Manuel and Guillermo, another native Peruvian, knew the dangers they faced as they left home each morning. Groups like the Sendero Luminoso sometimes targeted Latter-day Saints because they associated the Church with United States foreign policy. There were now more than a million Church members in Spanish-speaking nations, with around 160,000 in Peru. In recent years, revolutionaries had assaulted Latter-day Saint missionaries and bombed meetinghouses across Latin America. In May 1989, revolutionaries had shot and killed two missionaries in Bolivia. Since then, the political climate had only grown more intense, and attacks against the Church increased.
The five missions in Peru had responded to the violence by setting curfews and restricting missionary work to the daytime. But this evening, Manuel and Guillermo were feeling happy and talkative. They had just taught a gospel lesson and had about fifteen minutes to get home.
As they walked and chatted, Manuel spotted two young men a block or so ahead of them. They were pushing a small, yellow car and looked like they needed help. Manuel thought about lending a hand, but the men soon started the car and drove off.
A short time later, the missionaries approached a park near their home. The yellow car was parked on the pavement about five feet from where they walked. Nearby was a military base with a detachment of troops.
“It looks like a car bomb,” Guillermo said. Manuel saw some people running away, and in that instant, the car exploded.

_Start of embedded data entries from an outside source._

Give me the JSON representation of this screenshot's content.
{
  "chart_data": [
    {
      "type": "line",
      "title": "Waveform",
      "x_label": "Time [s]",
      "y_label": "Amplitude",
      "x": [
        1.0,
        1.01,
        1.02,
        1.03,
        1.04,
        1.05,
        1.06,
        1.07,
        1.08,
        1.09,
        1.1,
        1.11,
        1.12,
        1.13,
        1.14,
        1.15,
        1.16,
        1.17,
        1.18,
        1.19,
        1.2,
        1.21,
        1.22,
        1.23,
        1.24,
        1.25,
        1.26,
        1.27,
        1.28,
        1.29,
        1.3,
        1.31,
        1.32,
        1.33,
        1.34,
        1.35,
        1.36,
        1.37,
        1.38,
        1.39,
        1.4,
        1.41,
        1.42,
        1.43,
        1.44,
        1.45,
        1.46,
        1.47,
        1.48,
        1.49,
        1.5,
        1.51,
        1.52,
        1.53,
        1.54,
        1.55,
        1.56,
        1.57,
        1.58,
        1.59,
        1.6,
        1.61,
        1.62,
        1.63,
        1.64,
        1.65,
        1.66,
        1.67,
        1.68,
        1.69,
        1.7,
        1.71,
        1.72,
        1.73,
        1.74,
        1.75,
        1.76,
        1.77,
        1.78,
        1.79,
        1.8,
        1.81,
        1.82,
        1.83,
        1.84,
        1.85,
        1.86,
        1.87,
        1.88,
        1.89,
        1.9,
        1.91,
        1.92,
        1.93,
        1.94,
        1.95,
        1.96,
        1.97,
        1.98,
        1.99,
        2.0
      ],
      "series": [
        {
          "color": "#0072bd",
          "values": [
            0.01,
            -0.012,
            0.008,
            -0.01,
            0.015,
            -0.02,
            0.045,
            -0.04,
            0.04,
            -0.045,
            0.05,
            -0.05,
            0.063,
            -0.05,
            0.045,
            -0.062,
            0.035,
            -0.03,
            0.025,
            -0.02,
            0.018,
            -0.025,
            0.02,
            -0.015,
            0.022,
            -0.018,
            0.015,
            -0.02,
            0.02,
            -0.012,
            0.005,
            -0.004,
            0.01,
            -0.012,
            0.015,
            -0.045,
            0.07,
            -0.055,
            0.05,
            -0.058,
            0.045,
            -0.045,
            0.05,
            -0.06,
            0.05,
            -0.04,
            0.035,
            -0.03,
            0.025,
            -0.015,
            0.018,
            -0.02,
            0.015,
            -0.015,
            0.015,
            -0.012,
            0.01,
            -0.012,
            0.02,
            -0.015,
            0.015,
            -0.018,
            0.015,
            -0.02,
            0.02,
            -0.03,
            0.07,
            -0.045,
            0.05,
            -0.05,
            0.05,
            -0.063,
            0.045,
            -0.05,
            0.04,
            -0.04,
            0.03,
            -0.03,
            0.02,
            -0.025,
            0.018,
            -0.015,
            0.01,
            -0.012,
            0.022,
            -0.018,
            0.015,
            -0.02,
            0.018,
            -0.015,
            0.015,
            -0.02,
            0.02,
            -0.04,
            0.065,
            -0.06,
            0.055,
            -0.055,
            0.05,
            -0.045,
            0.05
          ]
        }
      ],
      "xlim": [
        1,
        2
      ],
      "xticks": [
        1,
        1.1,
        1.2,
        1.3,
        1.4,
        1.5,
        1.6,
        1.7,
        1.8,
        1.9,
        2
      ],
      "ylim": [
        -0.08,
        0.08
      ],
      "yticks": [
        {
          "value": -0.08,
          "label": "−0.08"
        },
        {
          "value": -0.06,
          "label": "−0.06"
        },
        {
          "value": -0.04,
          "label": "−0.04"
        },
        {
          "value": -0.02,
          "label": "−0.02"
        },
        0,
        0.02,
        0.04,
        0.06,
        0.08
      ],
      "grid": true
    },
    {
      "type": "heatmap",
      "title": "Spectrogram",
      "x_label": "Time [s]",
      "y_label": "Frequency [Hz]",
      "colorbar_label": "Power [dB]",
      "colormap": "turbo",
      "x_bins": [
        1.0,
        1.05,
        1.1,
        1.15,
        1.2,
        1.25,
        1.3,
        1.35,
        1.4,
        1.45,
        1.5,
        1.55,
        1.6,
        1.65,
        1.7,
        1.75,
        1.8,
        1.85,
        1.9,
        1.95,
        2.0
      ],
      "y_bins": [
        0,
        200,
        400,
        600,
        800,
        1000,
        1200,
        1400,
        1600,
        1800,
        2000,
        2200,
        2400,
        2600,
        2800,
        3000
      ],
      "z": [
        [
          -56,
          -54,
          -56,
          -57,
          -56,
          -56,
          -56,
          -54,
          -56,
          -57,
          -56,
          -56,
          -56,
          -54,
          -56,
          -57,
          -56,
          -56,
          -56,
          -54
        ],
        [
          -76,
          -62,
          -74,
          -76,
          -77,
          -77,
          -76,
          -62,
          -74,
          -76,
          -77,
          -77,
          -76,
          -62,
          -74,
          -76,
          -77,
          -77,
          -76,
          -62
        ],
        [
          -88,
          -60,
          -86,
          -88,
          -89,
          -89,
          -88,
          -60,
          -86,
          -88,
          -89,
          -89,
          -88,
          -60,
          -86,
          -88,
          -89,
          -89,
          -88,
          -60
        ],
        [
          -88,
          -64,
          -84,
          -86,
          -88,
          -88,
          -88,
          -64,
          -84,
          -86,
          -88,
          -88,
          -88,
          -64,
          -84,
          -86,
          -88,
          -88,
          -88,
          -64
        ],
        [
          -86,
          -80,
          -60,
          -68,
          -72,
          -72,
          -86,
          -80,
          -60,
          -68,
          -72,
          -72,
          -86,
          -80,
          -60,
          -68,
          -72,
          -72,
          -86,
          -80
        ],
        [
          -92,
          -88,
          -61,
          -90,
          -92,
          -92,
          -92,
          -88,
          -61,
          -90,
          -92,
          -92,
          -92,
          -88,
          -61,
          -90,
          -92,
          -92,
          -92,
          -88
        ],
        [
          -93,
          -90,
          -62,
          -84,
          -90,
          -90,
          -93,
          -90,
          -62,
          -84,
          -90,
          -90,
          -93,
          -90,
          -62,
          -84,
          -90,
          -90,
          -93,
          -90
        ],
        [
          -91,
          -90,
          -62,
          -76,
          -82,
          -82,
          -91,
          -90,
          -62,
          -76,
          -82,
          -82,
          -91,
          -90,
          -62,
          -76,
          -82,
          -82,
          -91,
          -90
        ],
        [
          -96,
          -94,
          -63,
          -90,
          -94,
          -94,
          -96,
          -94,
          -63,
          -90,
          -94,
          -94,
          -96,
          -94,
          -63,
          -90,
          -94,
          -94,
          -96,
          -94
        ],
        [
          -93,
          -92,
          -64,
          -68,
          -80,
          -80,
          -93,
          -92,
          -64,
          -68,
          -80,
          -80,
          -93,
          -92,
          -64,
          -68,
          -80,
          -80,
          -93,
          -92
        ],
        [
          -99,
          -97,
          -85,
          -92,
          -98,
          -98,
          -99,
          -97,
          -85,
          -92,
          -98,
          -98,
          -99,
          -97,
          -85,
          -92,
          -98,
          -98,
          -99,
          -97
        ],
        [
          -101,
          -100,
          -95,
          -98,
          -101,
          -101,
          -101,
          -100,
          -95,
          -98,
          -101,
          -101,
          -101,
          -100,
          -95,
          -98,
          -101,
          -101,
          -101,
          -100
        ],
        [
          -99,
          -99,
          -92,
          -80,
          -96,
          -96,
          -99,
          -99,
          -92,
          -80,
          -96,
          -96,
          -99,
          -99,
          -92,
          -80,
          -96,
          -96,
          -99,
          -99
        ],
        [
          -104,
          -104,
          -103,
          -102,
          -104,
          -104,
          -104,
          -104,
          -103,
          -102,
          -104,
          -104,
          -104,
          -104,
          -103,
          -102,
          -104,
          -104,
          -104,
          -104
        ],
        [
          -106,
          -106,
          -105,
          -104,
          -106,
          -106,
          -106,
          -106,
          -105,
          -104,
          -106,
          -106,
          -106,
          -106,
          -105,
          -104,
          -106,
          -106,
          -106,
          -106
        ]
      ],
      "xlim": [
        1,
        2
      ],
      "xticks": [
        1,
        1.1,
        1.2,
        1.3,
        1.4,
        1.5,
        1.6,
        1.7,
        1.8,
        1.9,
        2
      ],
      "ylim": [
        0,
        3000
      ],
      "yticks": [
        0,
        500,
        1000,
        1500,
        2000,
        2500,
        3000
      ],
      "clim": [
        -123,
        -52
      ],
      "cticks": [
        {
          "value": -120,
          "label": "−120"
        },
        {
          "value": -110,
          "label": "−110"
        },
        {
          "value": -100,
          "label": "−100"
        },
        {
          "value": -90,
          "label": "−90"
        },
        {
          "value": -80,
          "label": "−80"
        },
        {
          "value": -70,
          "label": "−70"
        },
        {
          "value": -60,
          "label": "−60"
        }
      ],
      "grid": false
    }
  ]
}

The blast slammed into Manuel, throwing him into the air as shrapnel whizzed around him. When he hit the ground, he was terrified. He thought of his companion. Where was he? Had he taken the brunt of the explosion?
Just then, he felt Guillermo pick him up off the ground. The park looked like a war zone as soldiers from the detachment—the bomb’s apparent target—fired their guns past the smoldering remains of the car. Leaning on his companion, Manuel managed to walk the rest of the way home.
When they arrived, he went into the bathroom and looked in the mirror. His face was bloody, but he could not find a wound on his head. He simply felt faint.
“Give me a blessing,” he told his companion. Guillermo, who had received only minor injuries, placed his trembling hands on Manuel’s head and blessed him.
A short time later, the police came to the house. Thinking the missionaries were the young men who planted the bomb, the officers apprehended them and took them to the police station. There, one of the officers saw Manuel’s condition and said, “This one is going to die. Let’s take him to the health center.”
At the police health center, the chief officer recognized the elders. Manuel had recently interviewed him for baptism. “They are not terrorists,” he told the other officers. “They are missionaries.”
Under the chief’s care, Manuel washed his face and finally found a deep wound beneath his right eye. Once the chief saw it, he rushed Manuel and Guillermo to the hospital. “I can’t do anything here,” he explained.
Not long after, Manuel fainted from loss of blood. He urgently needed a transfusion. Saints from Huaraz came to the hospital, hoping to donate blood, but none of them had the right type. Doctors then tested Guillermo’s blood and found him to be a perfect match.
For a second time that night, Guillermo saved his companion’s life.